Q: And what would you say is the price we pay?

 

WP: The price is that we are not fulfilled and we repeat. If you take the internet now, sometimes it starts to become obsessed. And I think that, naturally, it was not meant, that sexuality was not meant to be obsessional.

 

Q: You talk a lot about the role of parents and I know many people are confused about sexuality within parenting, and you also talk about putting the child at the centre, so if children see their parents having intercourse, is it OK for them, do they see it as a natural thing?

 

WP: That depends. When you are open, you know, that, emotionally, and relationally, and especially concerning genital charge, you can be very strong. And that is too much for the child. The child can only understand, when it is according to their own energetic state; but we don’t take that into account. I think that naturally the body will tell. Why should you involve the child in this strong energy? For instance, when we are very angry with each other, you do not bring the child in. Energetically, naturally we know the road. So I think that naturally the body will regulate this.

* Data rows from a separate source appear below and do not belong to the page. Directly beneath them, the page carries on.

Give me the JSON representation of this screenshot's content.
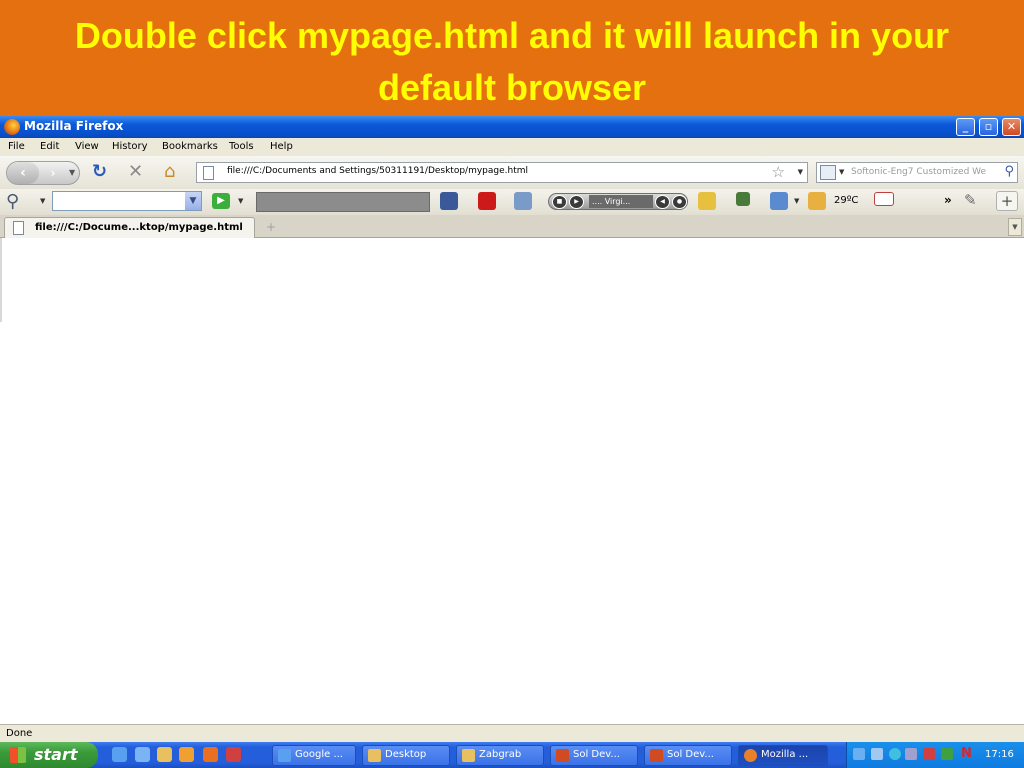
{
  "slide": {
    "title": "Double click mypage.html and it will launch in your default browser"
  },
  "browser": {
    "window_title": "Mozilla Firefox",
    "window_buttons": {
      "minimize": "_",
      "restore": "▫",
      "close": "✕"
    },
    "menu": [
      "File",
      "Edit",
      "View",
      "History",
      "Bookmarks",
      "Tools",
      "Help"
    ],
    "navbar": {
      "url": "file:///C:/Documents and Settings/50311191/Desktop/mypage.html",
      "search_placeholder": "Softonic-Eng7 Customized We"
    },
    "toolbar": {
      "player_track": ".... Virgi...",
      "weather": "29ºC",
      "more": "»"
    },
    "tabs": [
      {
        "label": "file:///C:/Docume...ktop/mypage.html"
      }
    ],
    "status": "Done"
  },
  "taskbar": {
    "start_label": "start",
    "tasks": [
      {
        "label": "Google ..."
      },
      {
        "label": "Desktop"
      },
      {
        "label": "Zabgrab"
      },
      {
        "label": "Sol Dev..."
      },
      {
        "label": "Sol Dev..."
      },
      {
        "label": "Mozilla ..."
      }
    ],
    "clock": "17:16"
  },
  "icons": {
    "titlebar": "firefox-logo-icon",
    "nav": [
      "back-arrow-icon",
      "forward-arrow-icon",
      "reload-icon",
      "stop-icon",
      "home-icon",
      "page-icon",
      "bookmark-star-icon"
    ],
    "toolbar": [
      "magnifier-icon",
      "facebook-icon",
      "youtube-icon",
      "games-icon",
      "weather-icon",
      "tv-icon",
      "mail-icon",
      "wrench-icon"
    ]
  },
  "colors": {
    "banner_bg": "#e5700f",
    "banner_text": "#ffff00",
    "xp_titlebar": "#0a58d8",
    "xp_taskbar": "#245edb",
    "start_green": "#3a9a3a"
  }
}
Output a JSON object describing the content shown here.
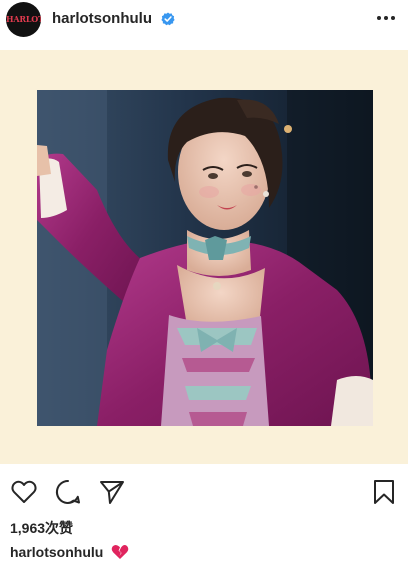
{
  "post": {
    "account": {
      "avatar_text": "HARLOTS",
      "username": "harlotsonhulu",
      "verified": true
    },
    "more_icon": "more-horizontal-icon",
    "photo": {
      "description_icon": "portrait-photo",
      "background_color": "#faf1d9"
    },
    "actions": {
      "like_icon": "heart-outline-icon",
      "comment_icon": "comment-bubble-icon",
      "share_icon": "paper-plane-icon",
      "save_icon": "bookmark-icon"
    },
    "likes_text": "1,963次赞",
    "caption": {
      "username": "harlotsonhulu",
      "emoji": "broken-heart-icon"
    }
  }
}
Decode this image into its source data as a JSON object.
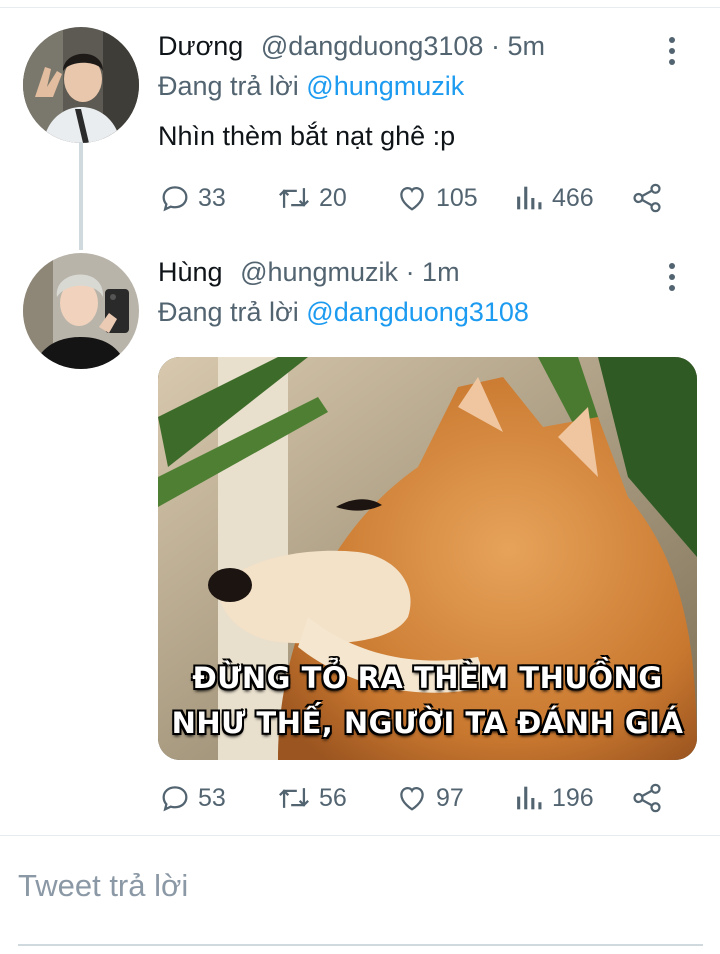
{
  "tweets": [
    {
      "name": "Dương",
      "handle": "@dangduong3108",
      "time": "· 5m",
      "reply_prefix": "Đang trả lời",
      "reply_mention": "@hungmuzik",
      "text": "Nhìn thèm bắt nạt ghê :p",
      "stats": {
        "replies": "33",
        "retweets": "20",
        "likes": "105",
        "views": "466"
      }
    },
    {
      "name": "Hùng",
      "handle": "@hungmuzik",
      "time": "· 1m",
      "reply_prefix": "Đang trả lời",
      "reply_mention": "@dangduong3108",
      "media_caption_line1": "ĐỪNG TỎ RA THÈM THUỒNG",
      "media_caption_line2": "NHƯ THẾ, NGƯỜI TA ĐÁNH GIÁ",
      "stats": {
        "replies": "53",
        "retweets": "56",
        "likes": "97",
        "views": "196"
      }
    }
  ],
  "composer": {
    "placeholder": "Tweet trả lời"
  },
  "icons": [
    "reply-icon",
    "retweet-icon",
    "like-icon",
    "views-icon",
    "share-icon",
    "more-icon"
  ],
  "colors": {
    "mention": "#1d9bf0",
    "secondary_text": "#536471"
  }
}
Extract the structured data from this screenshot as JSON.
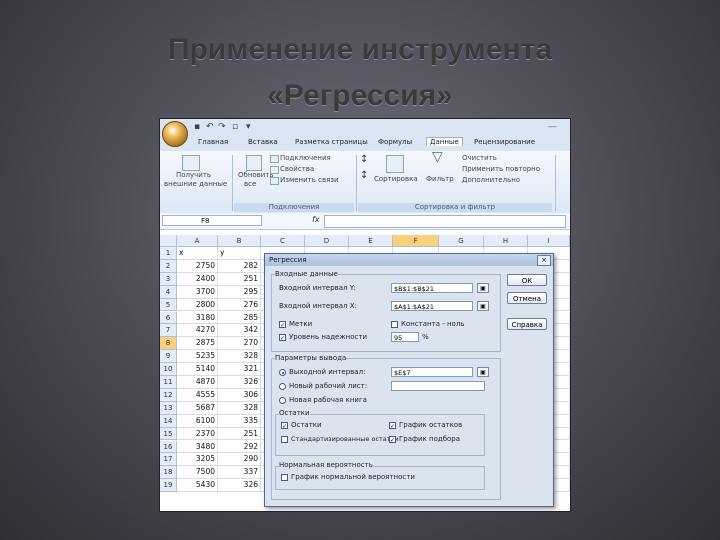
{
  "slide": {
    "title_line1": "Применение инструмента",
    "title_line2": "«Регрессия»"
  },
  "excel": {
    "tabs": [
      "Главная",
      "Вставка",
      "Разметка страницы",
      "Формулы",
      "Данные",
      "Рецензирование"
    ],
    "active_tab": "Данные",
    "ribbon": {
      "get_external_1": "Получить",
      "get_external_2": "внешние данные",
      "refresh_1": "Обновить",
      "refresh_2": "все",
      "connections": "Подключения",
      "properties": "Свойства",
      "edit_links": "Изменить связи",
      "sort": "Сортировка",
      "filter": "Фильтр",
      "clear": "Очистить",
      "reapply": "Применить повторно",
      "advanced": "Дополнительно",
      "group_connections": "Подключения",
      "group_sort_filter": "Сортировка и фильтр"
    },
    "name_box": "F8",
    "fx": "fx",
    "columns": [
      "A",
      "B",
      "C",
      "D",
      "E",
      "F",
      "G",
      "H",
      "I"
    ],
    "rows": [
      [
        "x",
        "y"
      ],
      [
        "2750",
        "282"
      ],
      [
        "2400",
        "251"
      ],
      [
        "3700",
        "295"
      ],
      [
        "2800",
        "276"
      ],
      [
        "3180",
        "285"
      ],
      [
        "4270",
        "342"
      ],
      [
        "2875",
        "270"
      ],
      [
        "5235",
        "328"
      ],
      [
        "5140",
        "321"
      ],
      [
        "4870",
        "326"
      ],
      [
        "4555",
        "306"
      ],
      [
        "5687",
        "328"
      ],
      [
        "6100",
        "335"
      ],
      [
        "2370",
        "251"
      ],
      [
        "3480",
        "292"
      ],
      [
        "3205",
        "290"
      ],
      [
        "7500",
        "337"
      ],
      [
        "5430",
        "326"
      ]
    ]
  },
  "dialog": {
    "title": "Регрессия",
    "close": "×",
    "input_section": "Входные данные",
    "input_y_label": "Входной интервал Y:",
    "input_y_value": "$B$1:$B$21",
    "input_x_label": "Входной интервал X:",
    "input_x_value": "$A$1:$A$21",
    "labels_cb": "Метки",
    "constant_zero_cb": "Константа - ноль",
    "confidence_cb": "Уровень надежности",
    "confidence_value": "95",
    "percent": "%",
    "output_section": "Параметры вывода",
    "output_range": "Выходной интервал:",
    "output_range_value": "$E$7",
    "new_sheet": "Новый рабочий лист:",
    "new_workbook": "Новая рабочая книга",
    "residuals_section": "Остатки",
    "residuals": "Остатки",
    "residual_plots": "График остатков",
    "std_residuals": "Стандартизированные остатки",
    "line_fit": "График подбора",
    "normal_section": "Нормальная вероятность",
    "normal_plot": "График нормальной вероятности",
    "ok": "ОК",
    "cancel": "Отмена",
    "help": "Справка"
  }
}
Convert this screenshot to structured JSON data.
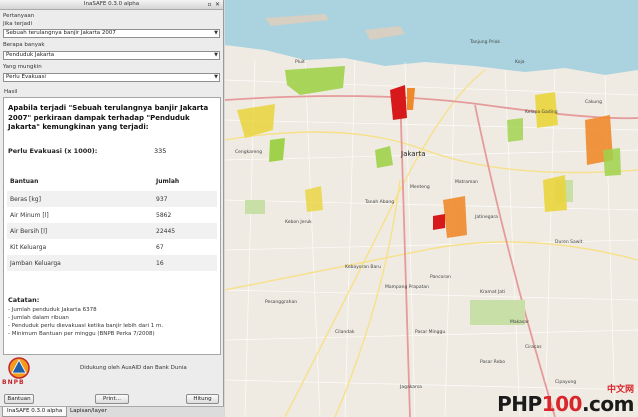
{
  "window": {
    "title": "InaSAFE 0.3.0 alpha",
    "float_glyph": "▫",
    "close_glyph": "✕"
  },
  "form": {
    "hazard_label": "Pertanyaan",
    "hazard_sub_label": "Jika terjadi",
    "hazard_value": "Sebuah terulangnya banjir Jakarta 2007",
    "exposure_label": "Berapa banyak",
    "exposure_value": "Penduduk Jakarta",
    "function_label": "Yang mungkin",
    "function_value": "Perlu Evakuasi"
  },
  "results": {
    "label": "Hasil",
    "headline": "Apabila terjadi \"Sebuah terulangnya banjir Jakarta 2007\" perkiraan dampak terhadap \"Penduduk Jakarta\" kemungkinan yang terjadi:",
    "evac_label": "Perlu Evakuasi (x 1000):",
    "evac_value": "335",
    "table": {
      "headers": [
        "Bantuan",
        "Jumlah"
      ],
      "rows": [
        [
          "Beras [kg]",
          "937"
        ],
        [
          "Air Minum [l]",
          "5862"
        ],
        [
          "Air Bersih [l]",
          "22445"
        ],
        [
          "Kit Keluarga",
          "67"
        ],
        [
          "Jamban Keluarga",
          "16"
        ]
      ]
    },
    "notes_title": "Catatan:",
    "notes": [
      "- Jumlah penduduk Jakarta 6378",
      "- Jumlah dalam ribuan",
      "- Penduduk perlu dievakuasi ketika banjir lebih dari 1 m.",
      "- Minimum Bantuan per minggu (BNPB Perka 7/2008)"
    ]
  },
  "footer": {
    "logo_text": "BNPB",
    "support_text": "Didukung oleh AusAID dan Bank Dunia",
    "buttons": {
      "help": "Bantuan",
      "print": "Print...",
      "run": "Hitung"
    },
    "tabs": [
      "InaSAFE 0.3.0 alpha",
      "Lapisan/layer"
    ]
  },
  "map": {
    "labels": [
      "Jakarta",
      "Tanjung Priok",
      "Koja",
      "Pluit",
      "Kelapa Gading",
      "Cakung",
      "Cengkareng",
      "Kebon Jeruk",
      "Tanah Abang",
      "Menteng",
      "Matraman",
      "Jatinegara",
      "Duren Sawit",
      "Kebayoran Baru",
      "Mampang Prapatan",
      "Pancoran",
      "Pasar Minggu",
      "Kramat Jati",
      "Cilandak",
      "Pesanggrahan",
      "Jagakarsa",
      "Pasar Rebo",
      "Ciracas",
      "Cipayung",
      "Makasar"
    ],
    "colors": {
      "water": "#aad3df",
      "land": "#efebe2",
      "flood_low": "#9fd24a",
      "flood_mid": "#e9d53c",
      "flood_high": "#ef8a2c",
      "flood_severe": "#d7191c"
    }
  },
  "watermark": {
    "prefix": "PHP",
    "highlight": "100",
    "suffix": ".com",
    "cn": "中文网"
  }
}
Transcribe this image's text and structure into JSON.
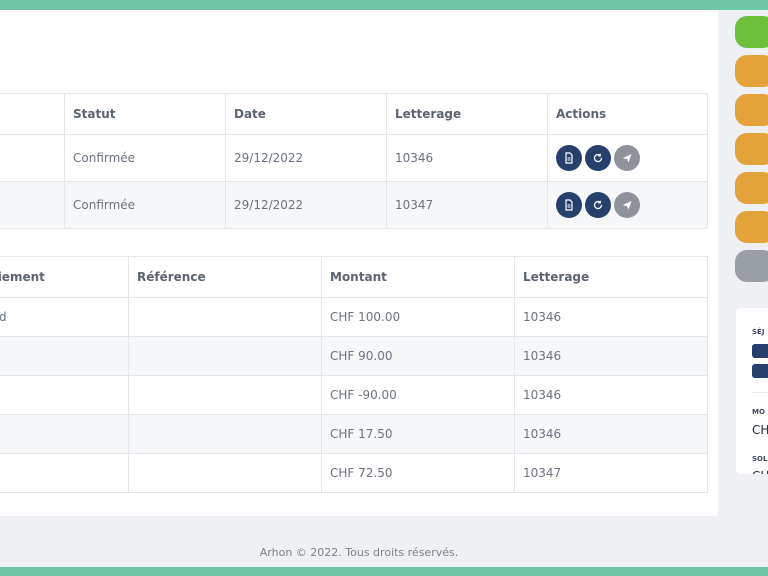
{
  "orders_table": {
    "headers": [
      "Statut",
      "Date",
      "Letterage",
      "Actions"
    ],
    "rows": [
      {
        "statut": "Confirmée",
        "date": "29/12/2022",
        "letterage": "10346"
      },
      {
        "statut": "Confirmée",
        "date": "29/12/2022",
        "letterage": "10347"
      }
    ]
  },
  "payments_table": {
    "headers": [
      "paiement",
      "Référence",
      "Montant",
      "Letterage"
    ],
    "rows": [
      {
        "paiement": "d",
        "reference": "",
        "montant": "CHF 100.00",
        "letterage": "10346"
      },
      {
        "paiement": "",
        "reference": "",
        "montant": "CHF 90.00",
        "letterage": "10346"
      },
      {
        "paiement": "",
        "reference": "",
        "montant": "CHF -90.00",
        "letterage": "10346"
      },
      {
        "paiement": "",
        "reference": "",
        "montant": "CHF 17.50",
        "letterage": "10346"
      },
      {
        "paiement": "",
        "reference": "",
        "montant": "CHF 72.50",
        "letterage": "10347"
      }
    ]
  },
  "side_panel": {
    "sejour_label": "SÉJ",
    "montant_label": "MO",
    "montant_value": "CH",
    "solde_label": "SOL",
    "solde_value": "CH"
  },
  "footer": {
    "text": "Arhon © 2022. Tous droits réservés."
  },
  "colors": {
    "accent": "#6fc6a4",
    "action_dark": "#26406b",
    "action_grey": "#8e939b",
    "pill_green": "#6cc03a",
    "pill_orange": "#e3a23a",
    "pill_grey": "#9a9ea5"
  },
  "icons": {
    "action_1": "document-icon",
    "action_2": "refresh-icon",
    "action_3": "send-icon"
  }
}
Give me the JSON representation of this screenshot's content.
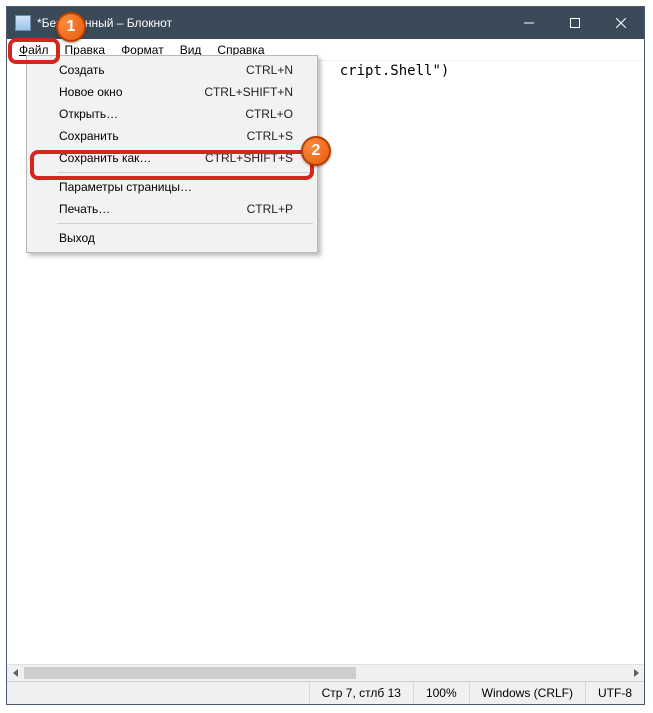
{
  "title": "*Безымянный – Блокнот",
  "menu": {
    "file": "Файл",
    "edit": "Правка",
    "format": "Формат",
    "view": "Вид",
    "help": "Справка"
  },
  "file_menu": {
    "new": {
      "label": "Создать",
      "shortcut": "CTRL+N"
    },
    "new_window": {
      "label": "Новое окно",
      "shortcut": "CTRL+SHIFT+N"
    },
    "open": {
      "label": "Открыть…",
      "shortcut": "CTRL+O"
    },
    "save": {
      "label": "Сохранить",
      "shortcut": "CTRL+S"
    },
    "save_as": {
      "label": "Сохранить как…",
      "shortcut": "CTRL+SHIFT+S"
    },
    "page_setup": {
      "label": "Параметры страницы…",
      "shortcut": ""
    },
    "print": {
      "label": "Печать…",
      "shortcut": "CTRL+P"
    },
    "exit": {
      "label": "Выход",
      "shortcut": ""
    }
  },
  "editor_visible_text": "cript.Shell\")",
  "status": {
    "position": "Стр 7, стлб 13",
    "zoom": "100%",
    "line_ending": "Windows (CRLF)",
    "encoding": "UTF-8"
  },
  "annotations": {
    "1": "1",
    "2": "2"
  }
}
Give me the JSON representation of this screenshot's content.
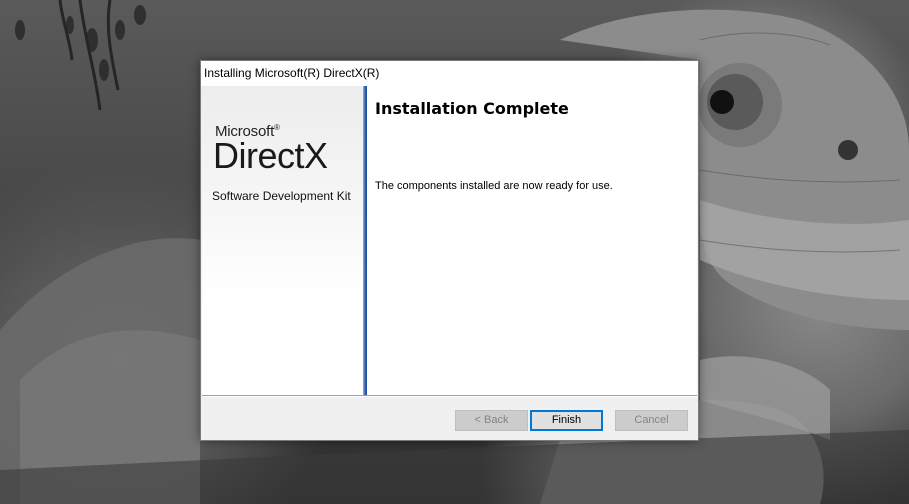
{
  "window": {
    "title": "Installing Microsoft(R) DirectX(R)"
  },
  "branding": {
    "microsoft": "Microsoft",
    "registered": "®",
    "directx": "DirectX",
    "sdk": "Software Development Kit"
  },
  "main": {
    "title": "Installation Complete",
    "message": "The components installed are now ready for use."
  },
  "buttons": {
    "back": "< Back",
    "finish": "Finish",
    "cancel": "Cancel"
  },
  "colors": {
    "accent_bar": "#2f5fb0",
    "default_button_border": "#0078d7"
  }
}
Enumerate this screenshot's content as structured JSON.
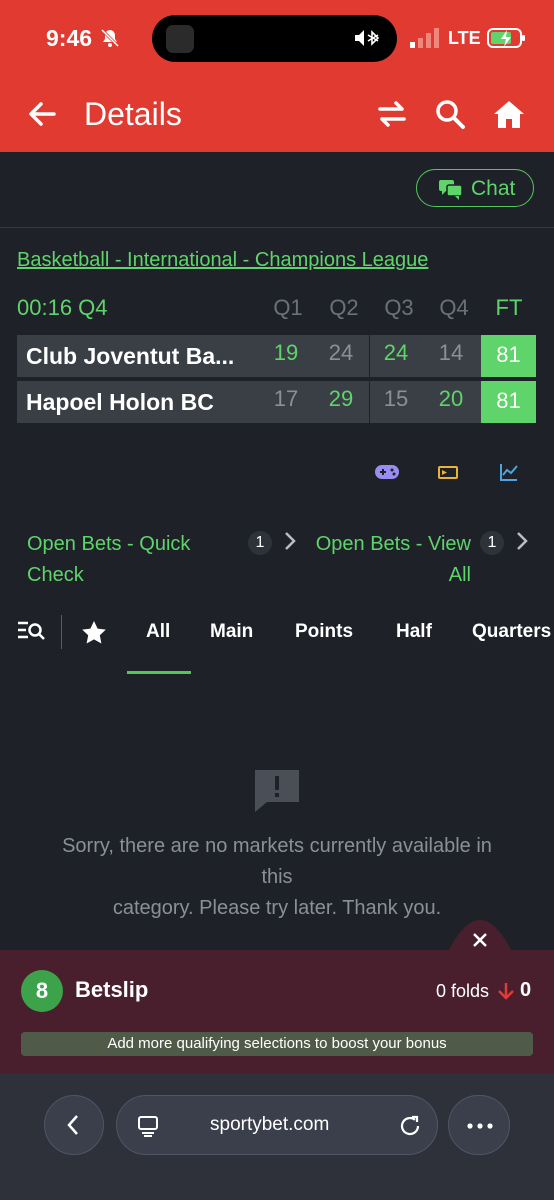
{
  "status": {
    "time": "9:46",
    "network": "LTE"
  },
  "header": {
    "title": "Details"
  },
  "chat": {
    "label": "Chat"
  },
  "match": {
    "league": "Basketball - International - Champions League",
    "clock": "00:16 Q4",
    "columns": [
      "Q1",
      "Q2",
      "Q3",
      "Q4",
      "FT"
    ],
    "teams": [
      {
        "name": "Club Joventut Ba...",
        "scores": [
          "19",
          "24",
          "24",
          "14"
        ],
        "ft": "81"
      },
      {
        "name": "Hapoel Holon BC",
        "scores": [
          "17",
          "29",
          "15",
          "20"
        ],
        "ft": "81"
      }
    ]
  },
  "open_bets": {
    "quick_check": {
      "line1": "Open Bets - Quick",
      "line2": "Check",
      "count": "1"
    },
    "view_all": {
      "line1": "Open Bets - View",
      "line2": "All",
      "count": "1"
    }
  },
  "tabs": [
    "All",
    "Main",
    "Points",
    "Half",
    "Quarters"
  ],
  "active_tab": "All",
  "empty": {
    "line1": "Sorry, there are no markets currently available in",
    "line2": "this",
    "line3": "category. Please try later. Thank you."
  },
  "betslip": {
    "count": "8",
    "label": "Betslip",
    "folds": "0 folds",
    "folds_value": "0",
    "boost_message": "Add more qualifying selections to boost your bonus"
  },
  "browser": {
    "url": "sportybet.com"
  },
  "colors": {
    "brand_red": "#e03a31",
    "accent_green": "#5fd46a",
    "background": "#1e2228",
    "betslip_bg": "#4a1f2d"
  }
}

And secondly, the child is not busy with intercourse the way we are. So in this question is a projective part, and that’s OK, but we have to get this projection

out, and that relates to what I said before about the ‘small spoon’. If we go

back to our time with our partners and the child comes in, we know exactly the road, and the child feels himself recognized.

 

Q: You say that a vital part of sexual development for this child is “learning and experiencing the deep feelings of masculinity and femininity”. What is the relevance of this in today’s world where people are struggling to make relationships work?

 

The child has both sides, because it is connected to both parents. You cannot ask a child “who do you love most?” because it gets a conflict. So both the masculine and feminine parts have to be recognized. They can be recognized, if we stop the war, the war between the sexes. So if we can exchange energy in the relationship, we are busy with both parts. So the man is busy with masculinity and femininity, and the woman is busy with it too, and that makes the balance, and the child feels complete.

 

Q: With all this emphasis on the procreative side of sexuality isn’t Sexual Grounding Therapy a heterosexist theory?

 

Not at all. But I don’t make a difference between homo and hetero-sexuality.

Sexual Grounding Therapy only talks about masculinity and femininity. That comes from both sexes. Both sexes have been born from the reproduction between a mother and a father. And if it comes from both sexes, it is liberating. But if you go for reproduction, you go to the other sex, its natural. You don’t go for reproduction to have it with your partner of the same sex. You may have wishes in that direction, but your body knows what sexuality is. In this we are very realistic. We have a lot of people in our groups who live with people of the same sex. It is not a problem. But also the species seems like it is evolving anyway, towards a kind of bisexuality, which is another way of living our sources.

 

Q: Lastly, although you work with body-psychotherapy, your ideas seem to have a transpersonal dimension. You say that for a child to be grounded throughout the Oedipal period and puberty is like ”finding paradise in reality”. Isn’t this somewhat idealistic?

 

WP: This is not idealistic, it is reality. It is realistic. It comes from life. If you find paradise in reality, you stop your idealism, because it has no function anymore.